Sami GEDİZ: Konya'ya yeni yatırımlar gelmeye devam ediyor mu?
Selçuk ÖZTÜRK: Ben Konya’ya yatırımların çok yoğun bir şekilde geleceğini düşünüyorum. malumunuz biz uluslararası sermaye olarak sıfırdan ilk yatırımımızı Unilever Firmasından dondurma markasıyla almıştık. Yeniden bu firmanın büyük bir yatırımı geliyor. Beraberinde onların sürüklediği 4 -5 tane yabancı firma gelecek. Konyalı firmalarımızın yatırım isteği çok yüksek. Şu anda biz arazı sıkıntısı çeker konumdayız, ben yatırımların devam edeceğine inanıyorum.
Sami GEDİZ: MKYK’ya girmeniz Konya Ticaret Odasında nasıl karşılandı. O gün yaşanan gelişmeleri anlatır mısınız?
Selçuk ÖZTÜRK: Bu konuda sadece kendi meclisime konuştum. Bunu ilk defe bir medya aracılığıyla açıklayacağım. Her şeyden önce Ak parti MKYK'sına girişimde benim bir isteğim, talebim yok. Sayın başbakanımızın bir teveccühü olmuş ve böyle bir sonuç ortaya çıktı. Benim bu konuda ki asıl sorumluluğum, Konya ticaret odası meclisi'(KTO)'dır. Beni KTO başkanı yapan mekanizma KTO meclisidir. Bu konu gerçekleştikten sonra ki ilk mecliste bu konuyu paylaştım. Bu tartışılabilir bir konu KTO'yu temsil eden bir şahsın aynı zamanda bir partinin en üst yönetim organında olmasının tartışılmaya açılmasını istedim.
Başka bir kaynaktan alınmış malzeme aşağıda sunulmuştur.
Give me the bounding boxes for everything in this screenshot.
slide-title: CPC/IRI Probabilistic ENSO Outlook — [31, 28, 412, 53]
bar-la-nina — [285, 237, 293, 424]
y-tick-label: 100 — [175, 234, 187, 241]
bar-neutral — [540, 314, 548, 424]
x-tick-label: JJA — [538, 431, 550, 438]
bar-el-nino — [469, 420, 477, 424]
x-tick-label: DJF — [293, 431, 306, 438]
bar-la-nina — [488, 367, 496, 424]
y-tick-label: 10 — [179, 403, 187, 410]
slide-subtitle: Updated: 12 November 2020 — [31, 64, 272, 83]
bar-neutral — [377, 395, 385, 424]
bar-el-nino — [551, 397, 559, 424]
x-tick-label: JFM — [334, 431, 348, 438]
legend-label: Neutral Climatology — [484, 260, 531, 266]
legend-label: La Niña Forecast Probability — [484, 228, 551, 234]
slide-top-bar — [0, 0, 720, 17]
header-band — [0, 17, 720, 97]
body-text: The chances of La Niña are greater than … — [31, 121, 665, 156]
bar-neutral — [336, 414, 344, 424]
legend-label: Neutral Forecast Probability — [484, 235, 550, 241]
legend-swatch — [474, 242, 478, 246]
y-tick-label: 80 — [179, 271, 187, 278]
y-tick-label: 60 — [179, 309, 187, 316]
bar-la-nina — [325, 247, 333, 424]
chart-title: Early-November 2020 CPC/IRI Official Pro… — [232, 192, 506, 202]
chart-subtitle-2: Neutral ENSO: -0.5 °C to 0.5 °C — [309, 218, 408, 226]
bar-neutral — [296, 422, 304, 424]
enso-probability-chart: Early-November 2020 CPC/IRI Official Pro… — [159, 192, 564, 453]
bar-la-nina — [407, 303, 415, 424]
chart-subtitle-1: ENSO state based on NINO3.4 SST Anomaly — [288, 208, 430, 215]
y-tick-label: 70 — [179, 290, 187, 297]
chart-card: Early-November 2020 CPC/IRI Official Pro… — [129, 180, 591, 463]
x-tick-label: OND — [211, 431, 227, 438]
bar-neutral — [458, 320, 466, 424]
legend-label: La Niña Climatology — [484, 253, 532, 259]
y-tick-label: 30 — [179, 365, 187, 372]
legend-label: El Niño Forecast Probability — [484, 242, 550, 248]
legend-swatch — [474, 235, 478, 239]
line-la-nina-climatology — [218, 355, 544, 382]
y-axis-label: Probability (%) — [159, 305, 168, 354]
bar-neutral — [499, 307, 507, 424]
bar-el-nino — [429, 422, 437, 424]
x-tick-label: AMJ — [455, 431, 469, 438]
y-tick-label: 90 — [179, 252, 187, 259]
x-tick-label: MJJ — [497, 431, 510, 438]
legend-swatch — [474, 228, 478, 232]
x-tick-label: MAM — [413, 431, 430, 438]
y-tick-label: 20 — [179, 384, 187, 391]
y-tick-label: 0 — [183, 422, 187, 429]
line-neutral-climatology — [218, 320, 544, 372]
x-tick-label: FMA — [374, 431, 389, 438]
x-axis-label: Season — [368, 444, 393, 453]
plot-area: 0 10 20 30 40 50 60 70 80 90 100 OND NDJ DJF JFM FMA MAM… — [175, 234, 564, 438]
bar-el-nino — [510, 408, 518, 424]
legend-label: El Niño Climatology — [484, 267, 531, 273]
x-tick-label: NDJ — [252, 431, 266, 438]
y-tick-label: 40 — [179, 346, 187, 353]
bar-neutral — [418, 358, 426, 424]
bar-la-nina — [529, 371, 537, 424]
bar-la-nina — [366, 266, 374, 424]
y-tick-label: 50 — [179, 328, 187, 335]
Ben meclise bu konuda bir karar almanızı istiyorum dedim. Benim bu tercihi ret etme şansım yoktu. MKYK üyesi görevime devam etmek durumundaydım. Beni seçen kurumda siz olduğunuza göre doğru olup olmadığını tasvip edecek olan mekanizma olan KTO'nun bu konuda karar almasını istiyorum dedim. Benim olmadığım bir ortamda bu konuyu konuşup, bu konuyla ilgili benim başkanlığımı devam edip etmeyeceğim ile ilgili karar ve kanaatinizi bekliyorum dedim. Ben çıktıktan sonra arkadaşlar böyle bir oylama yapmanın yanlış olduğunu üzerine karar almışlar. Oylamaya bile gerek duymadan başkanımızın görevine devam etmesini istiyoruz kararı çıkmış.
Sami GEDİZ: MKYK üyesi olarak Konya'ya ne gibi avantajlar sağlanacak?
Selçuk ÖZTÜRK: Konya’ya alınacak kararlarla ilgili olarak Konya'nın lobisi güçlenmiş oluyor. Bizde bu lobide elimizden geldiği kadar gayret edeceğiz. Burada şunu da acık söyleyeyim Ahmet Davutoğlu'nun Dış işleri bakanlığından beri Konya çok ciddi imkânlar elde etti. Dönem dönem kamuoyunda ne aldık ne almadık gibi tartışmalar oldu. Herkes rakamlara bakmalı diye düşünüyorum. Konya'nın Türkiye'deki aldığı yatırımlara baksınlar, rakamlar hiç bir zaman yalan söylemeyecektir. Bu konuda başbakanımızın çok büyük bir hakkı olduğuna inanıyorum. Bir anekdot anlatmak istiyorum. Biz tıp fakültesini kurmak için bakanlar kurulundan izin almak gerekiyordu. O zaman Recep Tayyip Erdoğan başbakandı ve o kurul son başbakan olarak toplanan kuruldu. Biz bir daha şansımızı denesek dedik ama bizim izin belgemizin onaylanması zor bir ihtimaldi, çünkü o kurulda çok önemli kararlar çıkacaktı. O zaman bu kadar gündemde olan meseleler varken bizimkine sıra gelmez dedim Recep Tayyip Erdoğan'ın son başbakanlık kurulunda bu karar çıktı. Bunu düşünebiliyor musunuz Türkiye'nin bu kadar sorunlarını olduğu bir kurulda Konya'da bir tıp fakültesinin kararı engellenmiyor. Bunlar çok küçük detay gibi gözüküyor ama çok değerli kavramlar.